You are making a commitment to support the candidate "best qualified" to take on global warming, looking at "each political party." I am interpreting that to mean that you wold support a Green Party candidate if they had the best plan to address global warming. There are some advantages to your doing so.
  • A Green Party Candidate would owe no loyalty to any corporate interest because they would not have taken corporate donations. This would give them much greater freedom of action.
  • Supporting a Green Party Candidate would signal to both of the corporate parties that neither can consider the League of Conservation Voters endorsement an automatic right, a viewpoint that I have heard from some local Democratic Party candidates.
You are absolutely correct to focus on this one issue. It is now, and will be for some time to come, the over-riding ecological issue for America. We have just experienced an embarrassing performance by our government in Bali. At the same time we have seen an energy bill passed by Congress that falls far short of what is required while the Omnibus Spending measure is filled with special benefits for energy interests that would never have been approved in the energy bill with everyone giving it close scrutiny.

I would also like to see the League of Conservation Voters give their support to the idea of a Science Debate 2008. The public needs a way to separate those candidates who truly understand the role of science in determining environmental policy from those who only talk a good game.

If we are going to ever see the changes in policy that we require, we need a shock to the political system. For the League of Conservation voters to give equal coverage to the Green Party candidates, or even to withhold endorsement from all candidates, might just be the shock that is required.

Wes Rolley
CoChair, EcoAction Committee
Green Party

Authors Website: http://cagreening.blogspot.com/

Authors Bio:
Greens come from many backgrounds. There are more than a few who were, like myself, once Republicans and who left that party... or rather found that the party left them. Right now, having found a political home with the Greens, I want to make sure that the Green Party of California does not leave me. I am too old to go through this again.

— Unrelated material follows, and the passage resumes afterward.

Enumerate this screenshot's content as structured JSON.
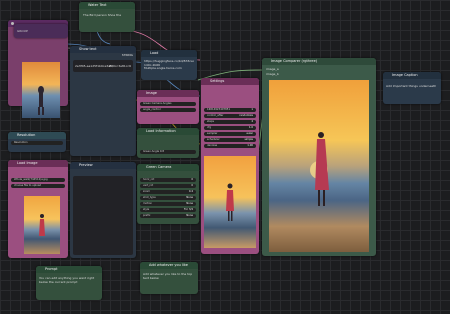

Maybe as much to the point as we go through the coming years, is the fact that I was born in the rural mid-west. My parents were very much the products of the Depression and that never left me. My father lost a lot of confidence along with his grocery store in 1930 as banks failed and credit dried up. Maybe I was always between knowing that I had some ability and knowing that failure was always just around the corner.

My mother frequently said that she often never knew where the next meal was coming from but that we never, ever went hungry.

Allergies to farm products (corn, wheat, oats, alfalfa) pushed us out of the midwest to Flagstaff, AZ when Barry Goldwater was a Senator and Stewart Udall was a Congressman, two men who shared an appreciation for our connections with the environment. Maybe that is what pulled me in the Green Party direction.

An interesting sidelight is that while living in Udall's district I went to High School with another future Secretary of the Interior, Bruce Babbitt.

Along the way, I went to a small christian college for small Christians, developed an appreciation for those who are seeking the truth about their lives and a distrust for those who say that the truth has been revealed to them.